On further analysis and discussion, Benedicta and Roger agree that the company will probably need another round of financing in addition to the current $5 million. Benedicta believes that Bestafer will need an additional $3 million in equity at the beginning of year 3. While the first round investors (including herself) will require a 50% return, Benedicta feels that round 2 investors, in recognition of the progress made between now and then, will probably have a hurdle rate of only 30%. As before, management should have the ability to own a 15% share of the company by the end of year 5.
a. Based on this new information, what share of the company should Benedicta seek today? What price per share should she be willing to pay?

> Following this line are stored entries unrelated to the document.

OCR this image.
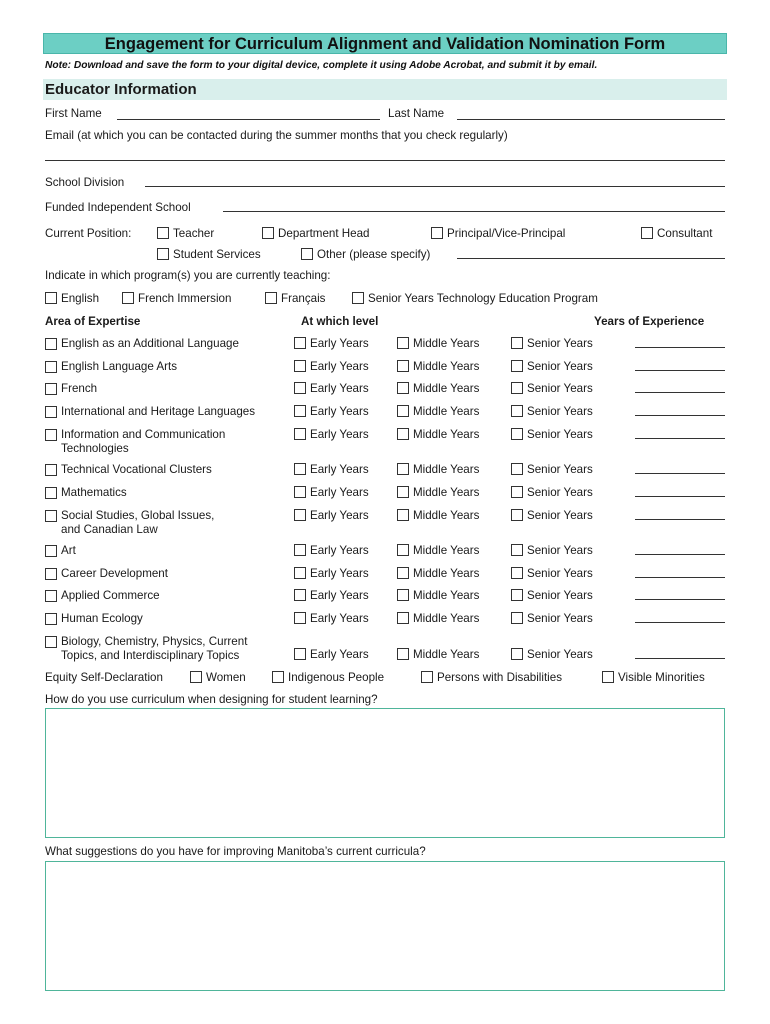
Engagement for Curriculum Alignment and Validation Nomination Form
Note: Download and save the form to your digital device, complete it using Adobe Acrobat, and submit it by email.
Educator Information
First Name	Last Name
Email (at which you can be contacted during the summer months that you check regularly)
School Division
Funded Independent School
Current Position:	Teacher	Department Head	Principal/Vice-Principal	Consultant
Student Services	Other (please specify)
Indicate in which program(s) you are currently teaching:
English	French Immersion	Français	Senior Years Technology Education Program
Area of Expertise	At which level	Years of Experience
English as an Additional Language	Early Years	Middle Years	Senior Years
English Language Arts	Early Years	Middle Years	Senior Years
French	Early Years	Middle Years	Senior Years
International and Heritage Languages	Early Years	Middle Years	Senior Years
Information and Communication
Technologies
Early Years	Middle Years	Senior Years
Technical Vocational Clusters	Early Years	Middle Years	Senior Years
Mathematics	Early Years	Middle Years	Senior Years
Social Studies, Global Issues,
and Canadian Law
Early Years	Middle Years	Senior Years
Art	Early Years	Middle Years	Senior Years
Career Development	Early Years	Middle Years	Senior Years
Applied Commerce	Early Years	Middle Years	Senior Years
Human Ecology	Early Years	Middle Years	Senior Years
Biology, Chemistry, Physics, Current
Topics, and Interdisciplinary Topics	Early Years	Middle Years	Senior Years
Equity Self-Declaration	Women	Indigenous People	Persons with Disabilities	Visible Minorities
How do you use curriculum when designing for student learning?
What suggestions do you have for improving Manitoba’s current curricula?
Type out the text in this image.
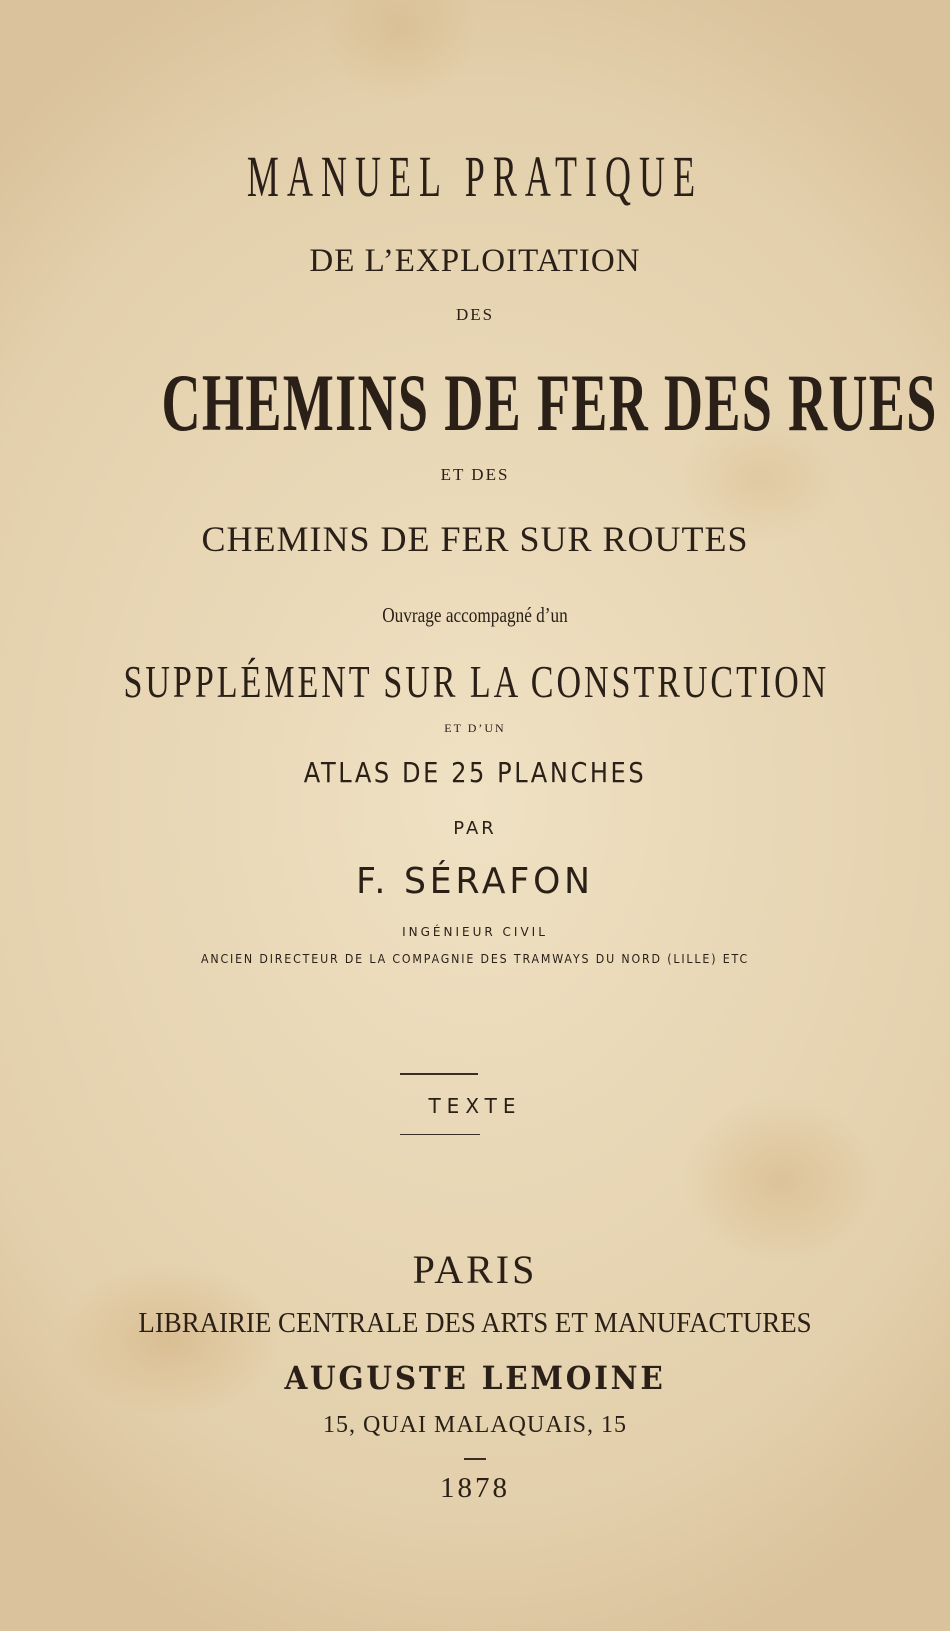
MANUEL PRATIQUE
DE L’EXPLOITATION
DES
CHEMINS DE FER DES RUES
ET DES
CHEMINS DE FER SUR ROUTES
Ouvrage accompagné d’un
SUPPLÉMENT SUR LA CONSTRUCTION
ET D’UN
ATLAS DE 25 PLANCHES
PAR
F. SÉRAFON
INGÉNIEUR CIVIL
ANCIEN DIRECTEUR DE LA COMPAGNIE DES TRAMWAYS DU NORD (LILLE) ETC
TEXTE
PARIS
LIBRAIRIE CENTRALE DES ARTS ET MANUFACTURES
AUGUSTE LEMOINE
15, QUAI MALAQUAIS, 15
1878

b. What share of the company will the Round 2 investors seek? What price per share will they be willing to pay?
c. Suppose it was apparent in the beginning of year 3 that Bestafer would meet it’s financial targets, but not until the end of year 7. How would your answers to parts 3a and 3b change? If Benedicta took her pro-rata share of the round (e.g. to keep her percentage ownership of the company the same after the offering as it was before), what overall internal rate of return could she expect?
Question 4. In her term sheet, Benedicta has proposed using a hybrid security called participating preferred stock. Participating preferred acts in part like standard preferred, in that at conversion common stock is issued at a previously agreed upon conversion rate, and in part like debt, in that at conversion the entire original principal amount is also repaid to the holder of the security. As far as Roger can tell, Benedicta has also priced the deal assuming only one round of financing would be required and as if standard preferred stock with a 50% required rate of return were used (as described in Question 1a). a. What effect does using the security Benedicta proposed have on her effective rate of return? Defacto, how much of the company does Benedicta own? b. If Roger agrees to use the participating preferred security, what terms (e.g. price per share and number of shares) should he propose in his counter-offer? What percentage of the company should he be prepared to give up in order to still meet Benedicta’s 50% required rate of return? c. How does utilizing participating versus standard preferred change Roger and Benedicta’s perceptions of the risk and reward profile of this deal?